An der Front eines Anhängerfahrzeuges ist vorne eine
Fördervorrichtung 1 oberhalb eines durch ein Bodenblech
2 und einem in etwa parallelem Abstand darüber
angeordneten Schlitzblech 3 gebildeten Förderkanals 5 vorgesehen.
Zinken 4 der Fördervorrichtung 1 greifen in dem
Förderabschnitt periodisch in den Förderkanal 5 in der
Förderrichtung A ein. Vor dem Bodenblech 2 ist eine Pick-up-
Walze 6 zu sehen, die das aufgenommene Ladegut dem
Förderkanal 5 zufördert.

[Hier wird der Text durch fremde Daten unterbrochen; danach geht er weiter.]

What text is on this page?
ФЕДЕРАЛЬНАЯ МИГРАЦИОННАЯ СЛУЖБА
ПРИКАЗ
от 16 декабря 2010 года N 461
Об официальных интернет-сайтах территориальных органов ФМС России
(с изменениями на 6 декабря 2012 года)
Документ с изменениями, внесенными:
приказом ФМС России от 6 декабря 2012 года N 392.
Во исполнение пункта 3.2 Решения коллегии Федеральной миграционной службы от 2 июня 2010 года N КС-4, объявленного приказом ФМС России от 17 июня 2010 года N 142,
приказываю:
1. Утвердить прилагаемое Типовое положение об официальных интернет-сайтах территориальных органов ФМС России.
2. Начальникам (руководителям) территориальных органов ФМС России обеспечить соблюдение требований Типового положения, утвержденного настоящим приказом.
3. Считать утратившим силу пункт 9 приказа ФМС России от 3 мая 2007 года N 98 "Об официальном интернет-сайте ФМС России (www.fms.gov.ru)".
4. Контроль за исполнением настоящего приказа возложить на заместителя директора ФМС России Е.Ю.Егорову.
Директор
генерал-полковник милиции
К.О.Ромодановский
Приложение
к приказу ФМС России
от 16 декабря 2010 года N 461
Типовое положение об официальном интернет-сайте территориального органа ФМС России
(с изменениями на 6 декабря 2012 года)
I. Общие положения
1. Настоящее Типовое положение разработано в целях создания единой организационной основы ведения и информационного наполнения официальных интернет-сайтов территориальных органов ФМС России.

Oben an den Förderkanal 5
schließt sich laderaumseitig ein Kratzboden 7 und
an der anderen Seite eine Wagenstirnwand 8 an.
In dem Förderkanal sind in Lücke zueinander versetzte
Schneidmesser 9 und 10 angeordnet. 11 ist der Laderaum
des Fahrzeuges.
Die Fördervorrichtung 1 besteht, vgl. Fig. 2, aus
einem angetriebenen Zentralrohr 12 an das beidseits
Seitenschilder 13 angeflanscht sind. In den
Seitenschildern sind fünf Zinkenwellen 14 in Drehlagern 15
angeordnet. An den Zinkenwellen 14 sind die Zinken 4 in
Reihe starr angeordnet.
Im spitzen Winkel zu diesen sind an den Zinkenwellen 14
seitlich Steuerarme 16 angeschweißt, die vorne mit
Steuerrollen 17 versehen sind, die auf der Kurvenführung (19)
abrollen und durch eine Kulissenwand 20 gehalten sind.
Der untere Abschnitt 19a der Kurvenführung 19 verläuft,
wie in Fig. 1 zu sehen, in dem Förderabschnitt von der
Pick-up-Trommel 6 bis nach der Umlenkung von der horizontalen
in die vertikale Förderrichtung parallel zu dem Förderkanal
5. In dem Abschnitt ab 19c der Kurvenführung werden die
Zinken 4 aus dem Förderkanal zurückgezogen. An diesen
Abschnitt schließt sich ein konkav nach dem Innern der
Kurvenführung eingedallter Abschnitt 19b&min; der oberen
Kurvenführung 19b an.
Hier beginnen sich die Zinken 4 entgegen der
Förderrichtung abzusenken, wie die Kurve B am
Förderkanalende bei b veranschaulicht. Dadurch wird ein Einziehen
des Fördergutes in das Schlitzblech und ein Quetschen
desselben mit allen Folgen wirksam vermieden. Nach
dem Abschnitt 19b&min; folgt ein sich spiralig erweitender
Rückführungsabschnitt, auf welchem die Zinken 4 wieder
in die Förderstellung geführt werden.
Durch diese Aufteilung und Anordnung der Kurvenführung
19 wird in überraschender Weise die Anordnung von fünf
Förderrechen trotz der einen verhältnismäßig kleinen
Durchmesser aufweisenden Seitenschilder 13 erreicht.
Erfindungsgemäß sind die Schneidmesser 9 u. 10 an ihren
obenliegenden Enden 10 mit ihren Klinken die
Zurückzugskurve B insbesondere die Schwenkkurse b deckend
angeordnet, so daß die Oberseiten der Messer 10 das
nicht restlos auf den Kratzboden 7 geförderte Gut am
Zurückgleiten in den Förderkanal hindern.